Autor: Filipe Manuel Neto
**Baseado num romance algo controverso, aborda bastante bem as questões de género e outros problemas profundos.**
“Orlando” é talvez um dos romances mais interessantes e controversos da igualmente polémica e controversa Virgínia Woolf. Os detalhes da vida desta escritora são conhecidos: os abusos sexuais sofridos na infância, as crises depressivas, as dúvidas existenciais que experienciou toda a vida, a sua bissexualidade. E “Orlando” nasce neste contexto: é fruto do relacionamento entre Woolf e Victória Sackville West, uma aristocrata que mantinha um casamento aberto, no qual podia viver a sua sexualidade com outras mulheres. Até que ponto Victória ou a própria autora não terão, a dados momentos, desejado ou fantasiado uma eventual mudança de sexo? Não sei, no entanto, assumo que o romance de Woolf pode ser uma das primeiras obras literárias a explorar a possibilidade da transexualidade.
O filme não faz muito mais do que transportar para a tela as palavras de Woolf, recriando uma história onde um jovem e andrógino aristocrata inglês da corte elisabetana, Lorde Orlando, se vê alvo da afeição da velha rainha, que lhe dá vários bens e regalias na condição de não poder nunca envelhecer ou morrer, o que efectivamente acontece! Assim, “abençoado” (as eventuais consequências negativas nunca são abordadas) desta forma, Orlando atravessa os séculos sem envelhecer um dia, vive amores e conhece outros países. A dada altura, é possuído de um sono do qual não consegue acordar, e quando finalmente acorda, tornou-se misteriosamente numa mulher, e passa os duzentos anos seguintes a provar que, não só, nunca morreu, como mudou de sexo. E os anos vão passando, com o filme a acabar nos nossos dias.
O filme é o responsável pelo alavancar da carreira cinematográfica de Tilda Swinton, uma actriz britânica que, mesmo antes de fazer este filme, já perseguia um visual estético algo andrógino, talvez em virtude de ter passado a infância como a única menina entre vários irmãos rapazes. A verdade é que o filme contribuiu decisivamente para a carreira da actriz.

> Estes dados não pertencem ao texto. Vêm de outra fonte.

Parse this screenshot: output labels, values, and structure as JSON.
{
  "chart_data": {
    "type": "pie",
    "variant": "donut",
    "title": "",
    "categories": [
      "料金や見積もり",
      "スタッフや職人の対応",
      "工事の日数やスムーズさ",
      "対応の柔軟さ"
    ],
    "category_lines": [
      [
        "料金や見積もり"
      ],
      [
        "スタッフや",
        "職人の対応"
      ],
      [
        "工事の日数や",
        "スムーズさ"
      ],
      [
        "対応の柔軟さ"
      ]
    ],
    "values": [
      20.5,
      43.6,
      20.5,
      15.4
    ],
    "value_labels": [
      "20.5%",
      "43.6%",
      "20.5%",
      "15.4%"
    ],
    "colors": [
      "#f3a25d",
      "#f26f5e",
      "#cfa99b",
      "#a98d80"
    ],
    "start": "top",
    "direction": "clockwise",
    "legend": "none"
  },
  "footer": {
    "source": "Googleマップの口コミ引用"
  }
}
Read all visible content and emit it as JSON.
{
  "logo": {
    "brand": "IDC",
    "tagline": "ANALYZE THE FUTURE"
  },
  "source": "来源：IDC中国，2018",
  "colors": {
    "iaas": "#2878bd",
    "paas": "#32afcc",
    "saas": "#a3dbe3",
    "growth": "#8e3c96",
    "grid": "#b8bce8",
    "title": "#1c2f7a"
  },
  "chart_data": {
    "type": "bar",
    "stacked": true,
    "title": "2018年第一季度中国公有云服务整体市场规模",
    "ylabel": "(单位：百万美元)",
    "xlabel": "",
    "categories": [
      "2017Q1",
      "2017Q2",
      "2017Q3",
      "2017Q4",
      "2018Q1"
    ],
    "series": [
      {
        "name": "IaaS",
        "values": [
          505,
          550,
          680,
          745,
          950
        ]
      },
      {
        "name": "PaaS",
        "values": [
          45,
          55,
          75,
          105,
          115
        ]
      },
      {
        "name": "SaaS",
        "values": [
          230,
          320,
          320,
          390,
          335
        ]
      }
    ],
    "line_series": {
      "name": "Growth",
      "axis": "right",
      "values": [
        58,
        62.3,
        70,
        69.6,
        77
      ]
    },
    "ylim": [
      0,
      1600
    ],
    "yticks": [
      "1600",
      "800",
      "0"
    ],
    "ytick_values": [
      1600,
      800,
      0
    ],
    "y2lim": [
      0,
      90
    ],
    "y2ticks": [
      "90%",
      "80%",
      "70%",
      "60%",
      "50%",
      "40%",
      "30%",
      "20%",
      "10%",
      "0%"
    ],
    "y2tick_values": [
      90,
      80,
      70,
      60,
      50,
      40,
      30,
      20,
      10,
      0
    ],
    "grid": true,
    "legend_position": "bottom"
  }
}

Ela domina o filme e dá-nos uma soberba interpretação. John Wood e Quentin Crisp também fazem um trabalho de grande valor.
Tecnicamente, o que mais se destaca neste filme é a cinematografia, muito cuidadosa e bonita, e o ritmo tranquilo, mas consistente, de um filme que pode demorar um pouco a convencer os espectadores, mas consegue fazê-lo e mantém a nossa atenção até ao final. Filmado largamente em solo britânico, faz bom uso de várias casas aristocráticas como parte do seu cenário, e todos os figurinos, para cada época histórica, foram realmente muito bem feitos.